Routine assessment by an endocrinologist and laboratory tests to measure hormone levels aren’t necessary in most adolescent boys with gynecomastia (male breast enlargement), concludes a study in the July issue of Plastic and Reconstructive Surgery®, the official medical journal of the American Society of Plastic Surgeons (ASPS).
The cause of adolescent gynecomastia can usually be identified without endocrine testing, according to the study by Jugpal S. Arneja, MD, MBA, and colleagues of University of British Columbia, Vancouver, Canada. They propose an “evidence-based rationale for evaluation and workup” for the distressing problem of breast enlargement in adolescent males – including referral for male breast reduction surgery if the problem persists beyond age 16.

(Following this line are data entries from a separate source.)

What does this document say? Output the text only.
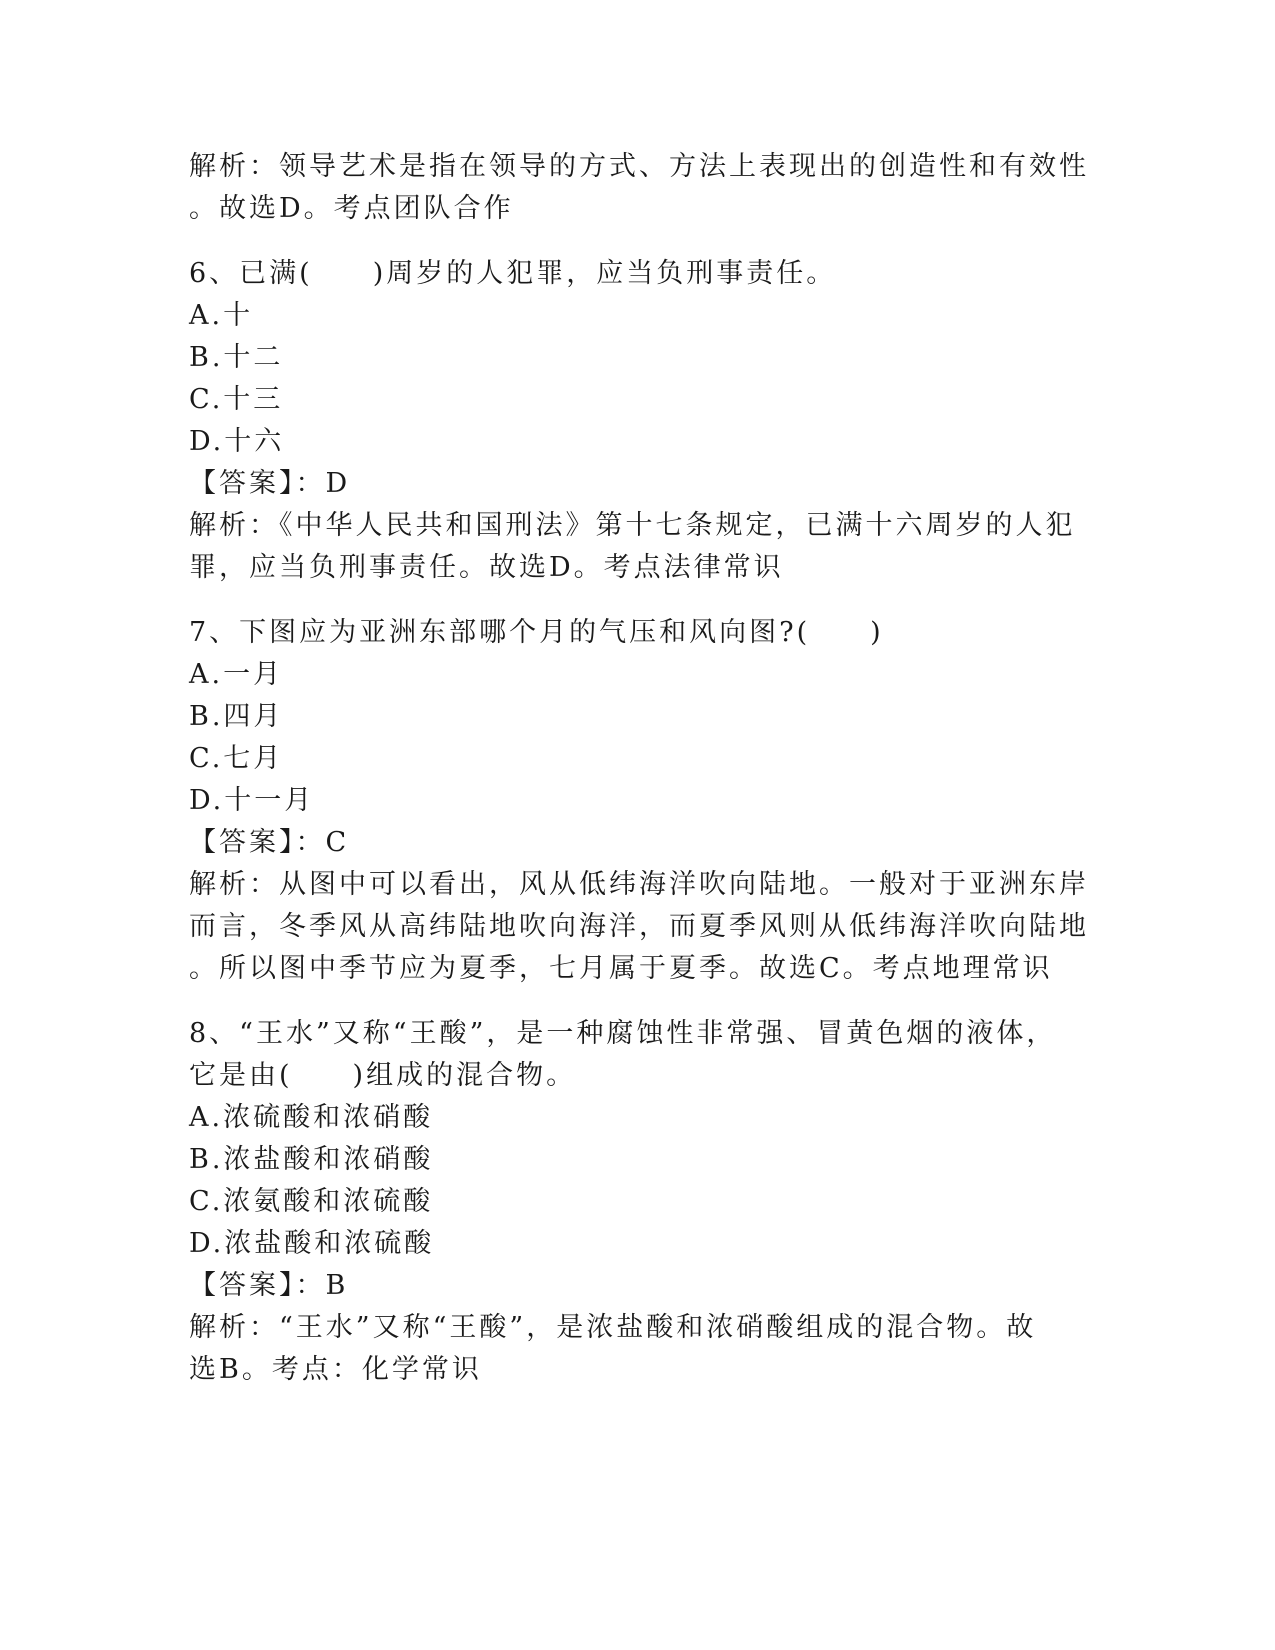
解析：领导艺术是指在领导的方式、方法上表现出的创造性和有效性
。故选D。考点团队合作
6、已满(　　)周岁的人犯罪，应当负刑事责任。
A.十
B.十二
C.十三
D.十六
【答案】：D
解析：《中华人民共和国刑法》第十七条规定，已满十六周岁的人犯
罪，应当负刑事责任。故选D。考点法律常识
7、下图应为亚洲东部哪个月的气压和风向图?(　　)
A.一月
B.四月
C.七月
D.十一月
【答案】：C
解析：从图中可以看出，风从低纬海洋吹向陆地。一般对于亚洲东岸
而言，冬季风从高纬陆地吹向海洋，而夏季风则从低纬海洋吹向陆地
。所以图中季节应为夏季，七月属于夏季。故选C。考点地理常识
8、“王水”又称“王酸”，是一种腐蚀性非常强、冒黄色烟的液体，
它是由(　　)组成的混合物。
A.浓硫酸和浓硝酸
B.浓盐酸和浓硝酸
C.浓氨酸和浓硫酸
D.浓盐酸和浓硫酸
【答案】：B
解析：“王水”又称“王酸”，是浓盐酸和浓硝酸组成的混合物。故
选B。考点：化学常识
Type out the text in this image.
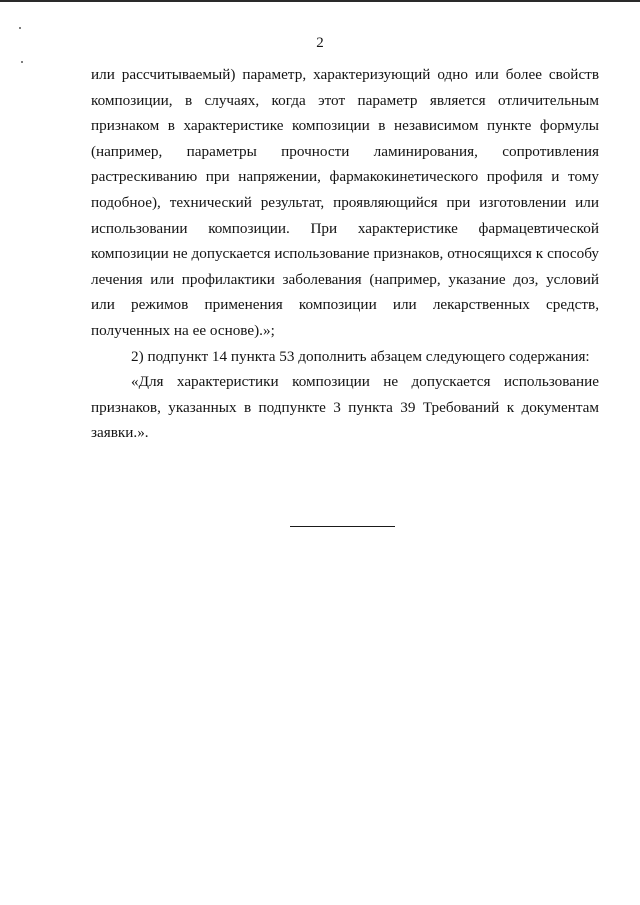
2

или рассчитываемый) параметр, характеризующий одно или более свойств композиции, в случаях, когда этот параметр является отличительным признаком в характеристике композиции в независимом пункте формулы (например, параметры прочности ламинирования, сопротивления растрескиванию при напряжении, фармакокинетического профиля и тому подобное), технический результат, проявляющийся при изготовлении или использовании композиции. При характеристике фармацевтической композиции не допускается использование признаков, относящихся к способу лечения или профилактики заболевания (например, указание доз, условий или режимов применения композиции или лекарственных средств, полученных на ее основе).»;

2) подпункт 14 пункта 53 дополнить абзацем следующего содержания:

«Для характеристики композиции не допускается использование признаков, указанных в подпункте 3 пункта 39 Требований к документам заявки.».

Lab Tests Contribute Little to Gynecomastia Diagnosis and Treatment in Teens
The researchers analyzed 197 adolescents with gynecomastia seen at British Columbia Children’s Hospital from 1990 through 2015. Although adolescent gynecomastia is a common issue that usually resolves with time, it has been standard practice to send these teens for evaluation by an endocrinologist: a specialist in diseases of the glands and hormones.
Median age was 11.5 years when the patients developed gynecomastia and 14.2 years at their first endocrinology visit. About 70 percent of patients had psychological distress due to their breast enlargement. The study focused on the “utility and diagnostic yield” of routine endocrinology assessment and hormone laboratory testing.
Most patients had known risk factors for adolescent gynecomastia – especially obesity/overweight, present in about 50 percent of patients. Another 15 percent had a family history suggesting an increased risk of gynecomastia, such as the father having breast enlargement as an adolescent.
In only eight percent of patients, some “secondary” cause of gynecomastia was diagnosed. Most of these involved drugs linked to male breast enlargement, including marijuana, the antidepressant drug fluoxetine, or anti-seizure drugs used to treat epilepsy. Some patients had medical causes of breast enlargement – most commonly (three patients) the inherited chromosomal disorder Klinefelter syndrome.
Most patients underwent laboratory testing to measure levels of hormones, such as testosterone and estradiol (a form of estrogen). Importantly, these tests had abnormal results in just three patients: a rate of 1.7 percent. Dr. Arneja and colleagues write, “Endocrinological investigations did not yield new clinical information in 99.4 percent of cases.”
Despite their low diagnostic value, these evaluations carried considerable costs. Based on ASPS data on breast reduction surgery for adolescent gynecomastia, a rough estimate of these costs was nearly $5 million for in 2016 alone. The authors note that unnecessary endocrinology referrals may carry an additional opportunity cost in Canada, where patients may face long waiting lists for specialist visits.
Overall, 51 percent of patients received no medical treatment, other than “watchful waiting” or diet and exercise to lose weight. In this group, gynecomastia resolved over time (median age 14.6 years). Five percent of patients were treated with medications. The remaining patients, about 44 percent, underwent plastic surgery to treat their gynecomastia. Median age at surgery was 16.5 years.
Since breast enlargement often resolves with time, “reassurance and monitoring is the mainstay of early management,” Dr. Arneja and coauthors write. They suggest that surgery be considered if gynecomastia has persisted for two years or beyond the age of 16, or for patients who are severely distressed.
Dr. Arneja and colleagues discuss the implications for evaluation and management of adolescents with gynecomastia. They highlight the importance of obtaining a thorough medical history – especially since most cases of secondary gynecomastia are medication-related. They conclude, “We do not suggest routine endocrinology workup, as it adds little value.”